I do love a good list-story! This was short, but effective, especially in conjunction with another title-which-is-basically-a-story-in-itself.

(First published in Inner Worlds 2024.)

REVIEW: “This Island Towards Which I Row and Row, Yet Cannot Reach Alone” by Jennifer Lesh Fleck

Review of Jennifer Lesh Fleck, “This Island Toward Which I Row and Row, Yet Cannot Reach Alone,” Flash Fiction Online 141 (June 2025): 8-12 — Purchase here. Reviewed by Sara L. Uckelman.

I love it when a title is almost an entire story in itself.

I love it even more when the story that goes with the title is not at all what I thought it would be, and yet the title is exactly right for the story.

REVIEW: “The Growing Song” by Heather Pagano

Review of Heather Pagano, “The Growing Song,” Luna Station Quarterly 62 (June 2025): 147-173 — Purchase here. Reviewed by Sara L. Uckelman.

The Growing Song that Anila’s choir sings is one that urges the Dawlee sprouts to grow, to rise up from the base of the Atlantic ocean according to a careful blueprint that will eventually provide sustainable housing. This is a story of how aliens fleeing the destruction of their own planet landed on earth unknowingly bringing with them the saviour of our planet. In that respect, the story starts off feeling very much like fiction — the idea that we could welcome immigrant, refugee aliens rather than destroy them seems far away from our current reality. But sometimes it’s good to read stories about how we would like humanity to be, rather than how it is! And as it goes on, humanity-as-we-know-it reasserts itself in all sorts of recognizable and disappointing ways — but also in ways which actually make it hard for me to sympathise with alien-Anila, rather than her human-husband Thomas. A lot of ambivalence in this story!

REVIEW: “Something Broken, Someone New” by Caroline Shea

Review of Caroline Shea, “Something Broken, Someone New,” Luna Station Quarterly 62 (June 2025): 15-34 — Purchase here. Reviewed by Sara L. Uckelman.

Content note: Child terminal illness.

This is a story of two forgotten children living in a forgotten airport — are they shadows? Are they ghosts? For much of the story the reader doesn’t know, and it seems like even the children themselves don’t know. Only towards the end is it revealed how they got there, why they are there, in an intimate portrayal of sibling rivalry and love. It’s a strange little story; I enjoyed it.

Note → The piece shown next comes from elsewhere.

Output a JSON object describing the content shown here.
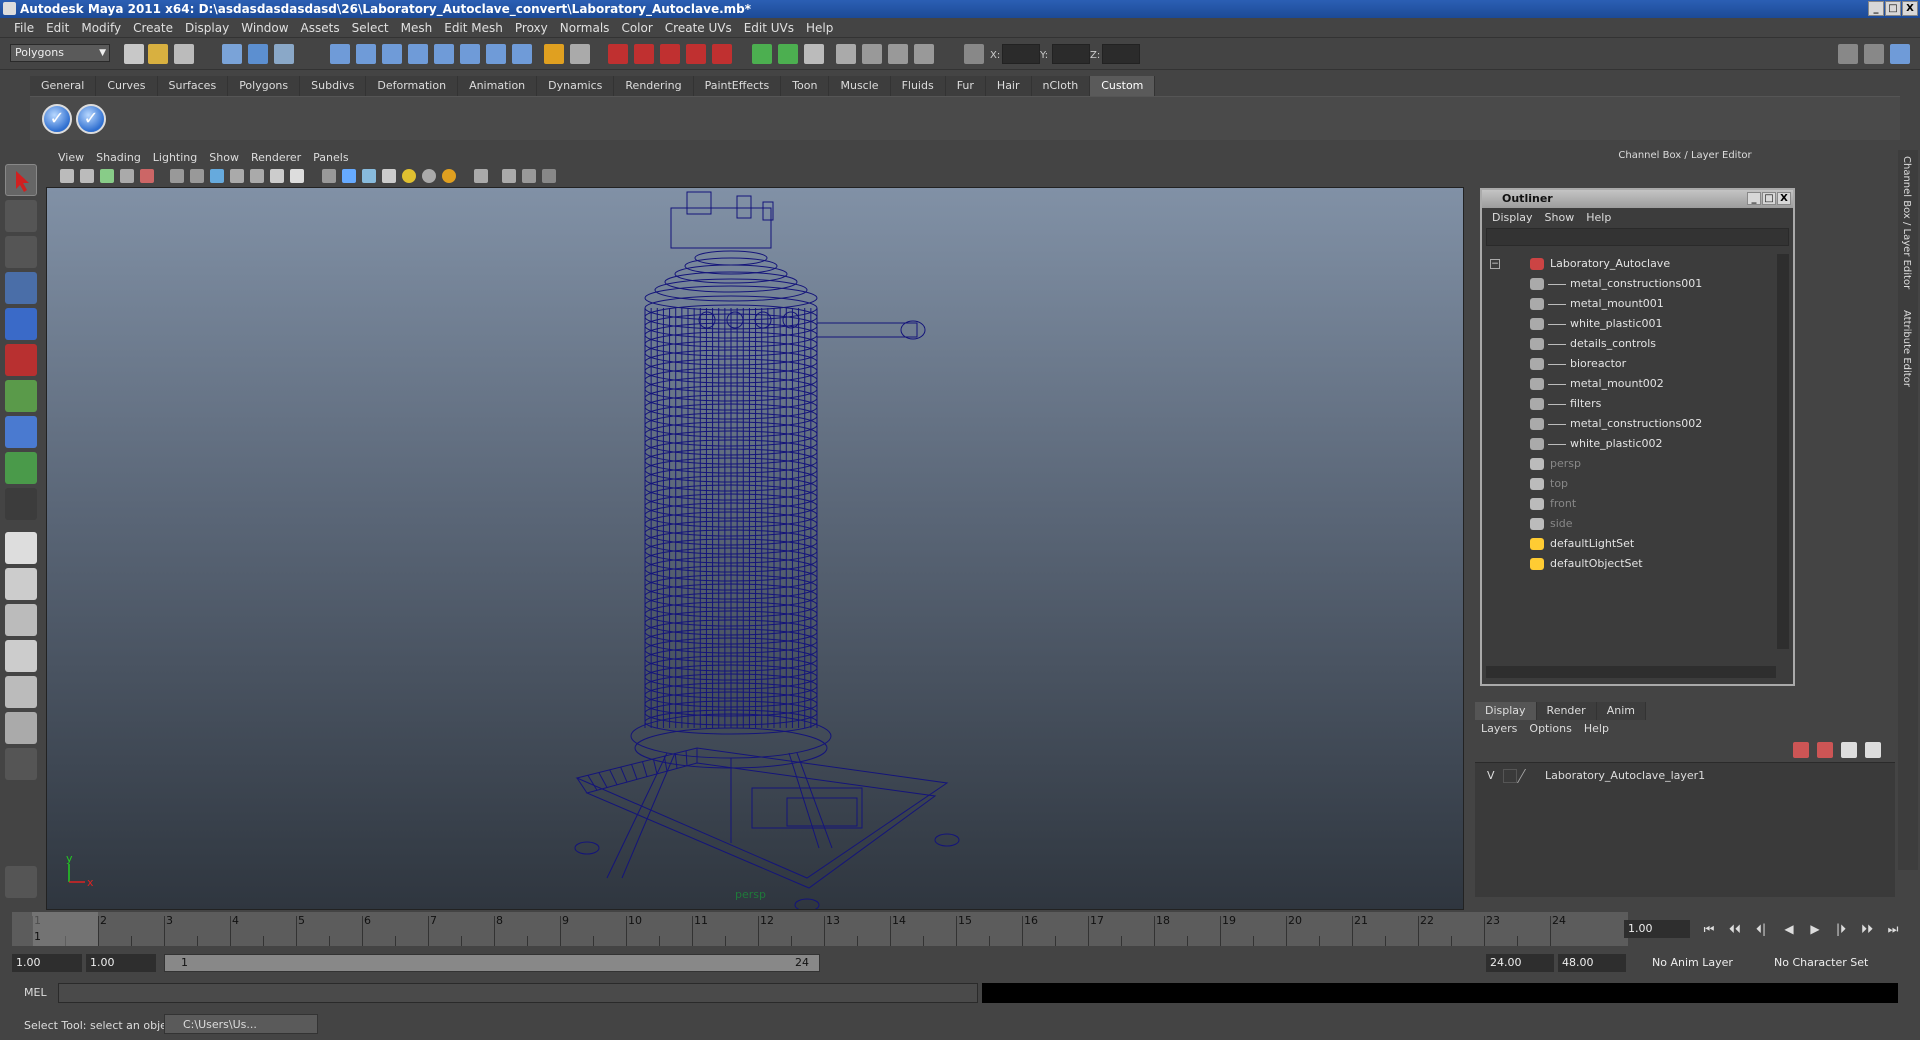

REVIEW: “Oathbinder” by L. Fox

Review of L. Fox, “Oathbinder,” Luna Station Quarterly 62 (June 2025): 303-319 — Purchase here. Reviewed by Sara L. Uckelman.

There was something about Fox’s use of language in the opening pages — how the words sort of slipped and rolled sideways — that was purely magical. The feeling of the prose translated, for me, into a feeling of the world itself, slightly strange, slightly confusing, full of depths that I definitely couldn’t quite understand. This is probably my favorite story of the entire issue.